Haiti, seen here just after tropical storm Hanna in 2008, would have likely benefited from mobile money-dispersed aid funds. Photo credit: UN Photo/ Marco Dormino
The UN Office for Disaster Risk Reduction (UNISDR) 2013 Global Assessment Report on Disaster Risk Reduction, launched at a press conference Wednesday, highlights the potential of mobile money as a means for the private sector to distribute aid to the countries most in need during disaster relief efforts.
“The financially excluded, the natural disaster victims, and the poorest people are all the same,” Jay Collins, Vice-President of Investing Banking at Citigroup, tells MediaGlobal. Citigroup recently partnered with USAID to work on facilitating widespread implementation of a mobile money network.
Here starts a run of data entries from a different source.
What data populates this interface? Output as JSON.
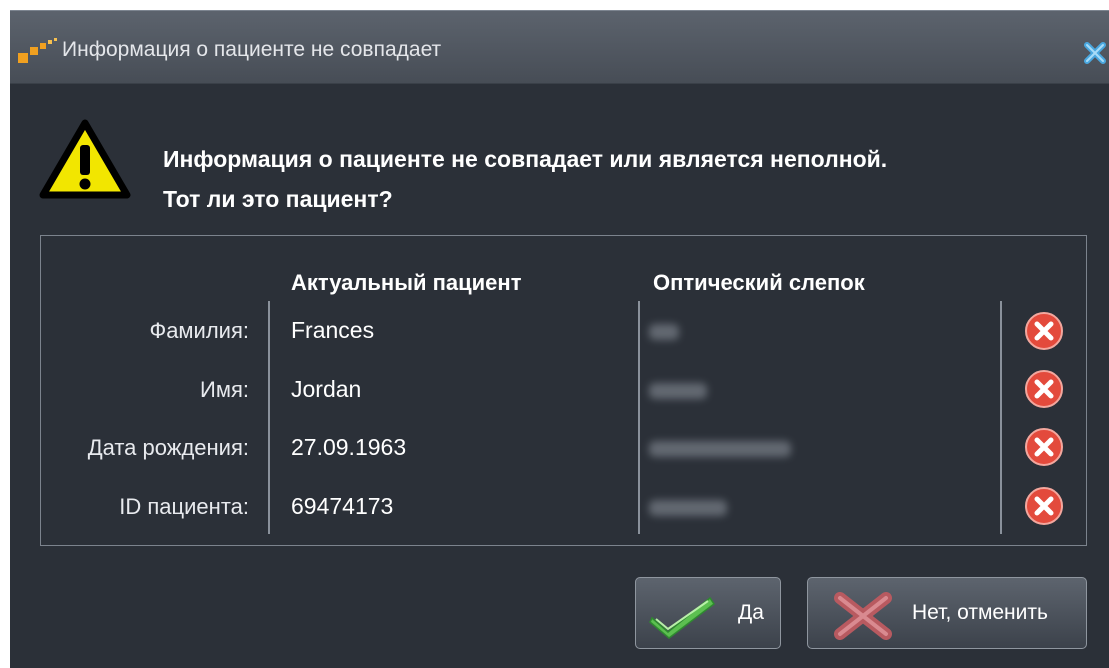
{
  "window": {
    "title": "Информация о пациенте не совпадает"
  },
  "message": {
    "line1": "Информация о пациенте не совпадает или является неполной.",
    "line2": "Тот ли это пациент?"
  },
  "table": {
    "headers": {
      "current": "Актуальный пациент",
      "optical": "Оптический слепок"
    },
    "rows": [
      {
        "label": "Фамилия:",
        "current": "Frances",
        "match": false
      },
      {
        "label": "Имя:",
        "current": "Jordan",
        "match": false
      },
      {
        "label": "Дата рождения:",
        "current": "27.09.1963",
        "match": false
      },
      {
        "label": "ID пациента:",
        "current": "69474173",
        "match": false
      }
    ]
  },
  "buttons": {
    "yes": "Да",
    "no": "Нет, отменить"
  },
  "colors": {
    "background": "#2b3038",
    "warning_yellow": "#f2e600",
    "error_red": "#e34a3c",
    "accent_orange": "#f0a020",
    "close_blue": "#4aa8e0",
    "check_green": "#5cc050"
  }
}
The use of mobile money, explains Collins, is especially useful in “serial natural disaster victim countries” or countries that are repeatedly hit by natural disasters, like Haiti, which suffered a chain of cyclones two years before its 2010 earthquake.
Governments using mobile money will “have reached out to the group that is the same group that is hardest hit by natural disasters,” says Collins.
According to Collins, the new technology would carry a number of benefits: 2 billion unbanked people could still have access to social benefits via mobile systems. While aid funds can still be intercepted, direct donor-to-user distribution would guarantee that the transaction be virtually corruption-proof.
“I also now have the potential to have a two-way dialogue with you,” adds Collins. “You could actually tell me back information that could be useful during the natural disaster recovery period.”
The Citigroup-USAID alliance is one of several global partnerships between businesses and aid groups—including partnerships that Collins cited between Target and FEMA, and Pfizer and UNICEF—that have formed since the Indian Ocean tsunami in 2004 to mitigate financial damages in addition to human and structural losses.